Thanks, but no thanks.

------
hartror
I notice that the only use of "bubble" in the OP is when talking about the
late 90s. Surely we want to move away from cash in while to goings good
mentality the OP is promoting to something more sustainable. Otherwise we're
going to see a further degradation of web technology as a good place to
invest. I don't know if there is a bubble or not, but the language in the OP
screams it.

This all assumes investors are capable of weighing up the relative merits of
various investments and aren't blinded by big exits like that of Instagram.
And the evidence continues to point to them being blinded by dollar signs . .
.

------
jmathai
It's important to understand the context of this post. Adeo said it was an
email to their startups which they decided to publish.

It's a pep talk to people who've already or are on the brink of taking the
leap. In that light it's entirely applicable. It's not speaking against sane
business models it's about use this as an opportunity to dig in and kick ass.

It doesn't matter how you get to "kick ass" ... as long as you get there.

------
thesash
As an entrepreneur, what you really have to ask yourself is: are you pursuing
your idea because you think you'll get rich, or because you want to change the
world? Are you chasing money, or building value?

Valuations may be high right now, and some frothy transactions may be going
on, but that doesn't make building a company any easier. If you can bootstrap,
work on a project on the side, and keep a backup plan until you're ready to
make the leap, do it! If the problem you're chasing is big and scary and
capital intensive, then go raise the capital necessary to tackle it, but if
not, you may be better off bootstrapping and building a 5 million dollar
company you own all of than a 100 million dollar company where you end up
heavily diluted [1].

[1] [http://www.gabrielweinberg.com/blog/2010/06/paths-
to-5m-for-...](http://www.gabrielweinberg.com/blog/2010/06/paths-to-5m-for-a-
startup-founder.html)

------
alaskamiller
If you're in your 20's and have skills now is the best time to do something
big.

You're being squeezed on both sides. The gen-Xers that cashed out are
reinvesting and flexing their muscles to win again. The teens and early twenty
whippersnappers are hungry and foolish enough to think they'll win.

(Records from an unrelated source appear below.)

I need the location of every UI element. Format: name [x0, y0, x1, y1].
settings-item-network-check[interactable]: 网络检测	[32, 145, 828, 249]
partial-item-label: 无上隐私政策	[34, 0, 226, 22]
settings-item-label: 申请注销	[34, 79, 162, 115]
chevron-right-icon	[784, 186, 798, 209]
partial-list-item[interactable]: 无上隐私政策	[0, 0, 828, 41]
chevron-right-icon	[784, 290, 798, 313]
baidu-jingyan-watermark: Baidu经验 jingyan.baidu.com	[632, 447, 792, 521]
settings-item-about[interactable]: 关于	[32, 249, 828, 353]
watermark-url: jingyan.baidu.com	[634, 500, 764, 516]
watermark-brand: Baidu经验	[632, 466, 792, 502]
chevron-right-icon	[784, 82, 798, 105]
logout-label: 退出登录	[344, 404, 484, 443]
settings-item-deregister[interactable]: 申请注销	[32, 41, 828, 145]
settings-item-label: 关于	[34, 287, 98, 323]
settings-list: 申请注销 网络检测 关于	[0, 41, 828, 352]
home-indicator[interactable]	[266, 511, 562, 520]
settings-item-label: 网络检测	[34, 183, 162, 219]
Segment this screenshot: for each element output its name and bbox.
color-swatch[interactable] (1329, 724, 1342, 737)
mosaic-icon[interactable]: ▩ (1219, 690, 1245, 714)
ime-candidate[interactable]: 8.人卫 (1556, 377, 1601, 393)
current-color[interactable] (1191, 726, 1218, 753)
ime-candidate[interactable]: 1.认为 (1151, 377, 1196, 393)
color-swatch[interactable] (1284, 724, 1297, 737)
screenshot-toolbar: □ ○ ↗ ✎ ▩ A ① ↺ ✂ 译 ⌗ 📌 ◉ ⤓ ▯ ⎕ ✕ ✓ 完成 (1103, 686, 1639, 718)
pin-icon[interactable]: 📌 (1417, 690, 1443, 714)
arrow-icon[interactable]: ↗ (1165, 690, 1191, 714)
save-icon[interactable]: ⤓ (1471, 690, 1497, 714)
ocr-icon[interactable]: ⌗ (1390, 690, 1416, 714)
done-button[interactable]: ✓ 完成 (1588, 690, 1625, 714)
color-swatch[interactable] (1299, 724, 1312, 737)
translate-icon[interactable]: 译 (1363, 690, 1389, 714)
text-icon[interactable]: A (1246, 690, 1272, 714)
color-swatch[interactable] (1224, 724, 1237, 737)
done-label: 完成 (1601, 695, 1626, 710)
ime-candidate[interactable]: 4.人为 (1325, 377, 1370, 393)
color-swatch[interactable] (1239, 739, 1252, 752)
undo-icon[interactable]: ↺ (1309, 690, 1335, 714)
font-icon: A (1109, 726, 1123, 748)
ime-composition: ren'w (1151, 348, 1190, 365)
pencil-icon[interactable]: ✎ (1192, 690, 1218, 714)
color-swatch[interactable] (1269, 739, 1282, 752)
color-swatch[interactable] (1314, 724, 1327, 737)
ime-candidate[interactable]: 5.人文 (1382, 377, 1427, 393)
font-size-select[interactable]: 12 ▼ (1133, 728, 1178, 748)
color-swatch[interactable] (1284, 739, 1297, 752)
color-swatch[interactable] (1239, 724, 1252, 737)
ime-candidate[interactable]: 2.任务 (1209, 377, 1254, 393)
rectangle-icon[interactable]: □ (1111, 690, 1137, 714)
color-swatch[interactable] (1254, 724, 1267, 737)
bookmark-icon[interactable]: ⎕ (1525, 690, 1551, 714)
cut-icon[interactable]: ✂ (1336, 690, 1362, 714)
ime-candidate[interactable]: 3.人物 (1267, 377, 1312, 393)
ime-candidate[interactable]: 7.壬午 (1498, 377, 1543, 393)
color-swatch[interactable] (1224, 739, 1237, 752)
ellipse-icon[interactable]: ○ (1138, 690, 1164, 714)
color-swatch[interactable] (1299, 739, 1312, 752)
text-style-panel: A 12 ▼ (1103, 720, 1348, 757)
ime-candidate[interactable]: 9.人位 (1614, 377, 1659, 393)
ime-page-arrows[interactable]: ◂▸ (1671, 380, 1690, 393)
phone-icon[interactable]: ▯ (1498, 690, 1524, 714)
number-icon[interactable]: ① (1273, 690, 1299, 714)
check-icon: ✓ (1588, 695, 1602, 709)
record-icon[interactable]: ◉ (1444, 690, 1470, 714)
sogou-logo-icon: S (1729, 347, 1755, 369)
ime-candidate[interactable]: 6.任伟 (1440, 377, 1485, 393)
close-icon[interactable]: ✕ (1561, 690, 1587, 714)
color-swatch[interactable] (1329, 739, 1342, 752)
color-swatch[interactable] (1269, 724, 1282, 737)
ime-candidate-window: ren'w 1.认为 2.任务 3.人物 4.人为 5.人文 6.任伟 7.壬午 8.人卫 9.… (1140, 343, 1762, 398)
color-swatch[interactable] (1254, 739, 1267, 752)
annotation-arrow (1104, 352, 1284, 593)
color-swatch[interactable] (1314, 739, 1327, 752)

If you love what you do and do what you love then you'll win. Just make sure
you love something worthwhile.

------
snowwrestler
Articles like this seem to me like a good sign that we might be entering
bubble territory.

This is essentially saying, "hey everyone, time to cash in right now before
the money dries up." Of course in that sentence "money" refers to capital, not
revenues or profits. Such misplaced focus was the hallmark problem of the late
90's bubble.

I went in all-in for that bubble and got 10 months of hope followed by 4
months of COBRA and unemployment, then another regular ol' job.

------
kristianp
Yesterday Wired was saying that it's not a bubble.